According to Alex Perry writing in world.time.com, “If the result withstands Odinga’s challenge, a win for Kenyatta would represent the most stunning articulation to date of a renewed mood of self-assertion in Africa. Half a century ago, Africa echoed with the sound of anticolonial liberation. Today, 10 years of dramatic and sustained economic growth and a growing political maturity coinciding with the economic meltdown in the West and political dysfunction in Washington and Europe have granted Africa’s leaders the authority and means to once again challenge intervention on the continent, whether it comes in the form of foreign diplomatic pressure, foreign aid, foreign rights monitors or even foreign correspondents.” (March 9)
Kenyatta said in his victory speech that “Today, we celebrate the triumph of democracy, the triumph of peace, the triumph of nationhood. We expect the international community to respect the sovereignty and democratic will of the people of Kenya. The Africa star is shining brightly and the destiny of Africa is now in our hands.” (March 9)
U.S. Assistant Secretary of State Johnnie Carson said prior to the Kenyan elections that “choices have consequences.” This was designed to influence the outcome of the vote.
The ICC has been severely criticized in Africa due to the fact that all of its indictments are centered on leaders and political figures targeted by the U.S. and other imperialist states. Kenyatta will be the second head of state facing indictments by the court based in The Hague.
Republic of Sudan President Omar Hassan al-Bashir has been under indictment by the ICC for several years. He, too, has rejected the indictments as a tool utilized by western powers against Sudan.

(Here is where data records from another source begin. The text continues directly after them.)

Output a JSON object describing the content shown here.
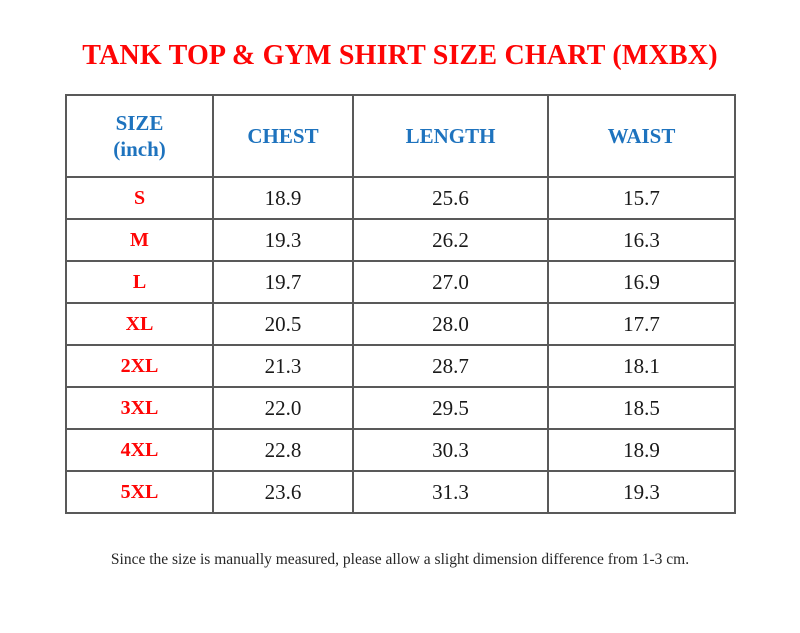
{
  "colors": {
    "title_red": "#fe0505",
    "size_label_red": "#fe0505",
    "header_blue": "#1e73be",
    "value_text": "#1a1a1a",
    "border_gray": "#595959",
    "background": "#ffffff"
  },
  "chart_data": {
    "type": "table",
    "title": "TANK TOP & GYM SHIRT SIZE CHART (MXBX)",
    "units": "inch",
    "columns": [
      "SIZE (inch)",
      "CHEST",
      "LENGTH",
      "WAIST"
    ],
    "header": {
      "col1_line1": "SIZE",
      "col1_line2": "(inch)",
      "col2": "CHEST",
      "col3": "LENGTH",
      "col4": "WAIST"
    },
    "rows": [
      {
        "size": "S",
        "chest": "18.9",
        "length": "25.6",
        "waist": "15.7"
      },
      {
        "size": "M",
        "chest": "19.3",
        "length": "26.2",
        "waist": "16.3"
      },
      {
        "size": "L",
        "chest": "19.7",
        "length": "27.0",
        "waist": "16.9"
      },
      {
        "size": "XL",
        "chest": "20.5",
        "length": "28.0",
        "waist": "17.7"
      },
      {
        "size": "2XL",
        "chest": "21.3",
        "length": "28.7",
        "waist": "18.1"
      },
      {
        "size": "3XL",
        "chest": "22.0",
        "length": "29.5",
        "waist": "18.5"
      },
      {
        "size": "4XL",
        "chest": "22.8",
        "length": "30.3",
        "waist": "18.9"
      },
      {
        "size": "5XL",
        "chest": "23.6",
        "length": "31.3",
        "waist": "19.3"
      }
    ],
    "footnote": "Since the size is manually measured, please allow a slight dimension difference from 1-3 cm."
  }
}
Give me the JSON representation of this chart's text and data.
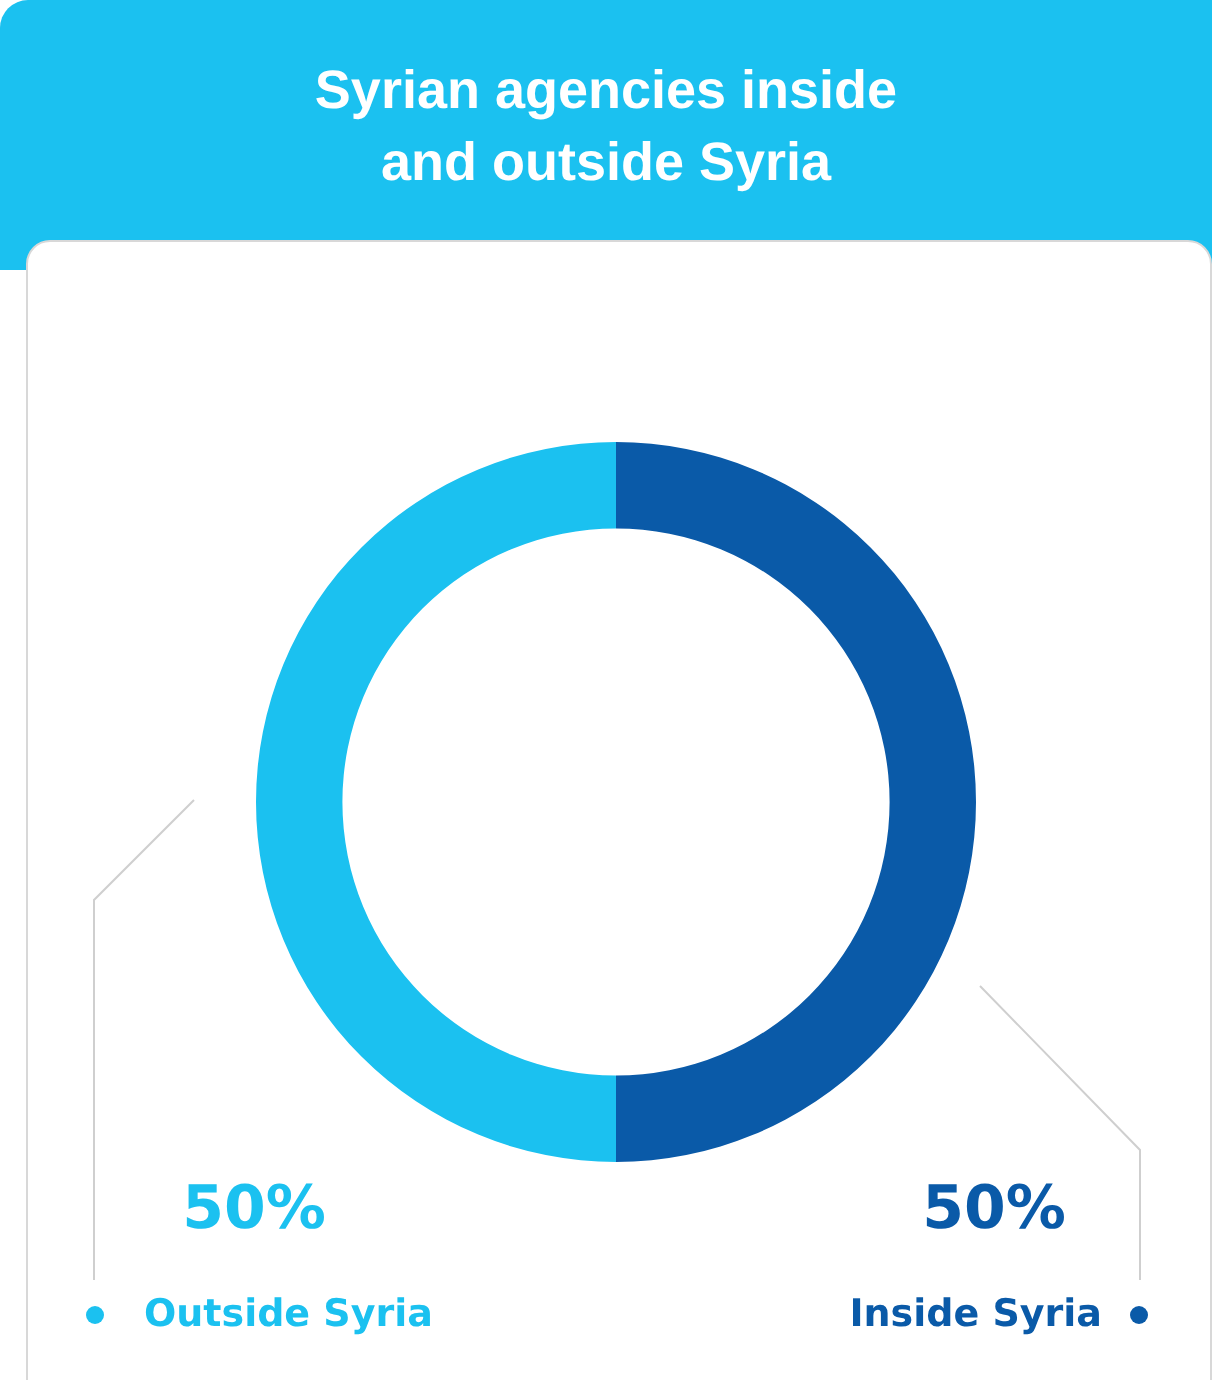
{
  "chart_data": {
    "type": "donut",
    "title": "Syrian agencies inside and outside Syria",
    "categories": [
      "Inside Syria",
      "Outside Syria"
    ],
    "values": [
      50,
      50
    ],
    "colors": [
      "#0a5aa8",
      "#1bc1f0"
    ],
    "value_labels": [
      "50%",
      "50%"
    ],
    "legend": "bottom"
  }
}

Most states in Africa and the Middle East have ignored the indictments against President Bashir along with the African Union and the Arab League. Bashir has traveled to numerous African and Arab states for international conferences in defiance of the ICC and the western imperialist states, some of whom, like the U.S., are not party to the Rome Statue which established the ICC.
In an editorial published by the Zimbabwe Sunday Mail entitled “Lessons From Kenya’s Elections,” it states that “All indications point to the fact that this election will have far-reaching implications—not just for relations between Kenya and Western governments but also for relations between Western governments and the rest of the African continent. “ (March 10)
This same article goes on to point out that although Oginga Odinga, Raila’s father, was a true patriot of Kenya and Africa, his son is quite different in regard to his political orientation. Raila Odinga has served as a mouthpiece for U.S. imperialist interests in Africa attacking Zimbabwe and other states targeted by Washington.
The Zimbabwe Sunday Mail observes that Odinga “has come across as a puppet of the West, a man not given to independent thinking. Despite enjoying the support of some Western powers and benefitting from the advantages of incumbency, Raila has once again flattered to deceive.”
Noting the significance of the developments in Kenya, The Sunday Mail stresses that “Uhuru Kenyatta’s victory sends a strong message to the bullies in Washington, London, Paris and Brussels that the people of Africa will no longer be intimidated by racist overlords. In spite of the International Criminal Court charges that dangled above his head like the proverbial sword of Damocles, Uhuru has gone on to win a tough election. It is a huge achievement.”
It will be very interesting to see how the Obama administration proceeds in regard to its relations with Kenya. The country’s strategic location and role within the region will continue to make it a focal point for Washington’s involvement.